Friday, September 26, 2008

I miss the old spells

I'm a fan of 4e D&D but there are many aspects of the older editions that I miss. One of them is the handling of magic spells. There are still some aspects to the new spell rules that strongly resemble the Vancian magic system. These are the daily powers specific to wizards. Although I agree that making certain spells available at-will is useful, the structure of the 4e rules makes the invention of new spells a little difficult. Or does it?

As soon as I heard about the new fourth edition of Dungeons & Dragons, I declared that I was going to buy it as soon as it was published and use it from then on. I tried to learn as much as possible beforehand. I bought the preview books and listened to the podcasts made by Wizards of the Coast. I understood the wisdom of the drastic restructuring of the rules. There needed to be a balance to all the character classes. They achieved that. But the result is a radically different game. I'm still getting used to it.

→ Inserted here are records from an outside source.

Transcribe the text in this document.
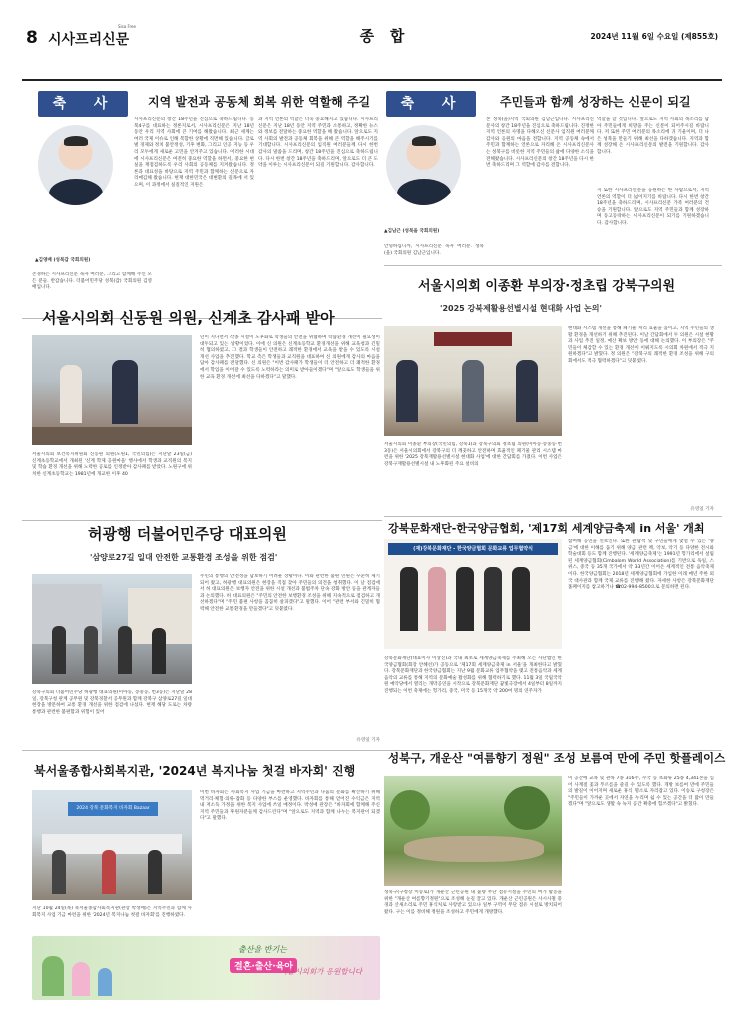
8 시사프리신문
Sisa Free
종   합	2024년 11월 6일 수요일 (제855호)
축  사	지역 발전과 공동체 회복 위한 역할해 주길
▲김영배 (성북갑 국회의원)
존경하는 시사프리신문 독자 여러분, 그리고 함께해 주신 모든 분들. 반갑습니다. 더불어민주당 성북(갑) 국회의원 김영배입니다.
시사프리신문의 창간 18주년을 진심으로 축하드립니다. 동북4구를 대표하는 정론지로서, 시사프리신문은 지난 18년 동안 우리 지역 사회에 큰 기여를 해왔습니다. 최근 세계는 여러 국제 이슈로 인해 복합한 상황에 직면해 있습니다. 글로벌 경제와 정치 불안정성, 기후 변화, 그리고 인공 지능 등 우리 모두에게 새로운 고민을 안겨주고 있습니다. 이러한 시대에 시사프리신문은 여전히 중요한 역할을 하면서, 중요한 현실을 재점검하도록 우리 사회의 공동체를 지켜왔습니다. 정론과 대표성을 바탕으로 지역 주민과 함께하는 신문으로 자리매김해 왔습니다. 현재 대한민국은 대변환의 길목에 서 있으며, 이 과정에서 실질적인 지원은
과 지역 언론의 역할은 더욱 중요해지고 있습니다. 시사프리신문은 지난 18년 동안 지역 주민과 소통하고, 정확한 뉴스와 정보를 전달하는 중요한 역할을 해 왔습니다. 앞으로도 지역 사회의 발전과 공동체 회복을 위해 큰 역할을 해주시기를 기대합니다. 시사프리신문의 임직원 여러분들께 다시 한번 감사의 말씀을 드리며, 창간 18주년을 진심으로 축하드립니다. 다시 한번 창간 18주년을 축하드리며, 앞으로도 더 큰 도약을 이루는 시사프리신문이 되길 기원합니다. 감사합니다.
축  사	주민들과 함께 성장하는 신문이 되길
▲김남근 (성북을 국회의원)
안녕하십니까, 시사프리신문 독자 여러분. 성북(을) 국회의원 김남근입니다.
본 성북(을)지역 국회의원 김남근입니다. 시사프리신문사의 창간 18주년을 진심으로 축하드립니다. 진정한 지역 언론의 사명을 다해오신 신문사 임직원 여러분께 감사와 응원의 마음을 전합니다. 지역 공동체 속에서 주민과 함께하는 언론으로 자리해 온 시사프리신문사는 성북구를 비롯한 지역 주민들의 삶에 다양한 소식을 전해왔습니다. 시사프리신문의 창간 18주년을 다시 한번 축하드리며 그 역할에 감사를 전합니다.
역할을 할 것입니다. 앞으로도 지역 사회의 목소리를 담아 주민들에게 희망을 주는 신문이 되어주시길 바랍니다. 저 또한 주민 여러분의 목소리에 귀 기울이며, 더 나은 성북을 만들기 위해 최선을 다하겠습니다. 지역과 함께 성장해 온 시사프리신문의 발전을 기원합니다. 감사합니다.
지 또한 시사프리신문을 응원하는 한 사람으로서, 지역 언론의 역할이 더 넓어지기를 바랍니다. 다시 한번 창간 18주년을 축하드리며, 시사프리신문 가족 여러분의 건승을 기원합니다. 앞으로도 지역 주민들과 함께 성장하며 동고동락하는 시사프리신문이 되기를 기원하겠습니다. 감사합니다.
서울시의회 신동원 의원, 신계초 감사패 받아
서울시의회 보건복지위원회 신동원 의원(노원1, 국민의힘)은 지난달 23일(금) 신계초등학교에서 개최된 '신계 학제 공원마을' 행사에서 학생과 교직원의 복지 및 학습 환경 개선을 위해 노력한 공로를 인정받아 감사패를 받았다. 노원구에 위치한 신계초등학교는 1981년에 개교한 이후 40
넌이 지나면서 각종 시설이 노후화로 학생들의 안전을 위협하며 학습환경 개선이 필요성이 대두되고 있는 상황이었다. 이에 신 의원은 신계초등학교 환경개선을 위해 교육청과 긴밀히 협의하였고, 그 결과 학생들이 안전하고 쾌적한 환경에서 교육을 받을 수 있도록 시설 개선 사업을 추진했다. 학교 측은 학생들과 교직원을 대표하여 신 의원에게 감사의 마음을 담아 감사패를 전달했다. 신 의원은 "이번 감사패가 학생들이 더 안전하고 더 쾌적한 환경에서 학업을 이어갈 수 있도록 노력하라는 의미로 받아들이겠다"며 "앞으로도 학생들을 위한 교육 환경 개선에 최선을 다하겠다"고 말했다.
서울시의회 이종환 부의장·정초립 강북구의원
'2025 강북제활용선별시설 현대화 사업 논의'
서울시의회 이종환 부의장(국민의힘, 강북1)과 강북구의회 정초립 의원(미아동·송중동·번3동)은 서울시의회에서 강북구의 더 깨끗하고 안전하며 효율적인 폐기물 관리 시스템 마련을 위한 '2025 강북재활용선별시설 현대화 사업'에 대한 간담회를 가졌다. 이번 사업은 강북구재활용선별시설 내 노후화된 주요 설비의
현대화 시스템 개선을 통해 폐기물 처리 효율을 높이고, 지역 주민들의 생활 환경을 개선하기 위해 추진된다. 이날 간담회에서 두 의원은 시설 현황과 사업 추진 일정, 예산 확보 방안 등에 대해 논의했다. 이 부의장은 "주민들이 체감할 수 있는 환경 개선이 이뤄지도록 시의회 차원에서 적극 지원하겠다"고 밝혔다. 정 의원은 "강북구의 쾌적한 환경 조성을 위해 구의회에서도 적극 협력하겠다"고 덧붙였다.
유영일 기자
허광행 더불어민주당 대표의원
'삼양로27길 일대 안전한 교통환경 조성을 위한 점검'
강북구의회 더불어민주당 허광행 대표의원(미아동, 송중동, 번3동)은 지난달 28일, 강북구청 관계 공무원 및 강북경찰서 공무원과 함께 강북구 삼양로27길 일대 현장을 방문하여 교통 환경 개선을 위한 점검에 나섰다. 현재 해당 도로는 차량 통행과 관련한 불편함과 위험이 있어
주민의 통행의 안전성을 담보하기 어려운 상황이다. 이와 관련한 불편 민원은 꾸준히 제기되어 왔고, 허광행 대표의원은 현장을 직접 찾아 주민들의 의견을 청취했다. 이 날 점검에서 허 대표의원은 보행자 안전을 위한 시설 개선과 불법주차 단속 강화 방안 등을 관계자들과 논의했다. 허 대표의원은 "주민의 안전한 보행환경 조성을 위해 지속적으로 점검하고 개선하겠다"며 "주민 불편 사항을 꼼꼼히 살피겠다"고 말했다. 이어 "관련 부서와 긴밀히 협력해 안전한 교통환경을 만들겠다"고 덧붙였다.
유영일 기자
강북문화재단-한국양금협회, '제17회 세계양금축제 in 서울' 개최
(재)강북문화재단 - 한국양금협회 문화교류 업무협약식
강북문화재단(대표이사 이상진)과 국내 최초로 세계양금축제를 주최해 오는 사단법인 한국양금협회(회장 안혜선)가 공동으로 '제17회 세계양금축제 in 서울'을 개최한다고 밝혔다. 강북문화재단과 한국양금협회는 지난 9월 문화교류 업무협약을 맺고 전통음악과 세계 음악의 교류를 통해 지역의 문화예술 활성화를 위해 협력하기로 했다. 11월 3일 국립국악원 예악당에서 열리는 개막공연을 시작으로 강북문화재단 꿈빛극장에서 4일부터 8일까지 진행되는 이번 축제에는 헝가리, 중국, 미국 등 15개국 약 200여 명의 연주자가
참여해 공연을 선보인다. 또한 관람객 및 구민들에게 낯설 수 있는 '양금'에 대한 이해를 돕기 위해 양금 관련 책, 악보, 악기 등 다양한 전시와 학술대회 등도 함께 진행된다. '세계양금축제'는 1991년 헝가리에서 설립된 세계양금협회(Cimbalom World Association)를 기반으로 독일, 스위스, 중국 등 35개 국가에서 약 33년간 이어온 세계적인 전통 음악축제이다. 한국양금협회는 2018년 세계양금협회에 가입한 이래 매년 주한 외국 대사관과 함께 국제 교류를 진행해 왔다. 자세한 사항은 강북문화재단 홈페이지를 참고하거나 ☎02-994-8500으로 문의하면 된다.
북서울종합사회복지관, '2024년 복지나눔 첫걸 바자회' 진행
2024 강북 문화복지 바자회 Bazaar
지난 10월 24일(목) 북서울종합사회복지관(관장 박성애)은 지역주민과 함께 사회복지 사업 기금 마련을 위한 '2024년 복지나눔 첫걸 바자회'를 진행하였다.
이번 바자회는 사회복지 사업 기금을 마련하고 지역주민과 나눔의 문화를 확산하기 위해 먹거리·체험·의류·잡화 등 다양한 부스를 운영했다. 바자회를 통해 얻어진 수익금은 지역 내 저소득 가정을 위한 복지 사업에 쓰일 예정이다. 박성애 관장은 "바자회에 함께해 주신 지역 주민들과 후원자분들께 감사드린다"며 "앞으로도 지역과 함께 나누는 복지관이 되겠다"고 말했다.
출산을 반기는
결혼·출산·육아
서울시의회가 응원합니다
성북구, 개운산 "여름향기 정원" 조성 보름여 만에 주민 핫플레이스
성북구(구청장 이승로)가 개운산 근린공원 내 불량 무단 점유시설을 주민의 여가 활동을 위한 "개운산 여름향기정원"으로 조성해 눈길 끌고 있다. 개운산 근린공원은 사시사철 풍경과 산새소리로 주민 휴식처로 사랑받고 있으나 일부 구역이 무단 점유 시설로 방치되어 왔다. 구는 이를 정비해 정원을 조성하고 주민에게 개방했다.
이 공간에 교목 및 관목 7종 316주, 수국 등 초화류 25종 4,341본을 심어 사계절 꽃과 푸르름을 즐길 수 있도록 했다. 개방 보름여 만에 주민들의 발길이 이어지며 새로운 휴식 명소로 자리잡고 있다. 이승로 구청장은 "주민들이 가까운 곳에서 자연을 누리며 쉴 수 있는 공간을 더 많이 만들겠다"며 "앞으로도 생활 속 녹지 공간 확충에 힘쓰겠다"고 밝혔다.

The wizard is my favorite player-character class. It has always been my favorite since my early days of gaming. I loved pouring over the vast variety of spells given in the various rule books. Over the years, new spells were invented. However, inventing new spells seemed arbitrary. Much like new monsters, new spells were created by comparing the effects to previously published spells. This philosophy has changed with 4e.

A new aspect to D&D in 4e are ritual spells. This appears to be the catch-all for the spells that can't be rationally incorporated into the structure of character powers. But if you want to create new ritual spells for 4e you have to compare them to the ones given in the ritual spell list.

But what about creating new spell powers? Would that throw the game out of balance?

I'm not sure I like being married to spell powers. To me, it seems that a wizard should be able to switch out at-will, encounter, and daily powers as he or she desires. Perhaps a fair set of house rules could address this?

Time will tell. And I have a feeling that a future splat book may greatly expand upon the handling of 4e spell powers.

2 comments:

Scott said...

Creating new powers (for any class) won't throw the system out of balance as long as the powers themselves are balanced. Determining that balance can be a little tricky... but it's pretty easy to get "close" by looking at the other powers (across all classes) of that level.

Micah said...

"As soon as I heard about the new fourth edition of Dungeons & Dragons, I declared that I was going to buy it as soon as it was published and use it from then on."

That's a bit dangerous, don't you think? What if the new edition sucked? Maybe it would be better to see what you thought of 4E before swearing off all older editions in perpetuity.

For the record, I don't think 4E "sucks", but I do think it's vastly different than 3E and definitely not superior in every way.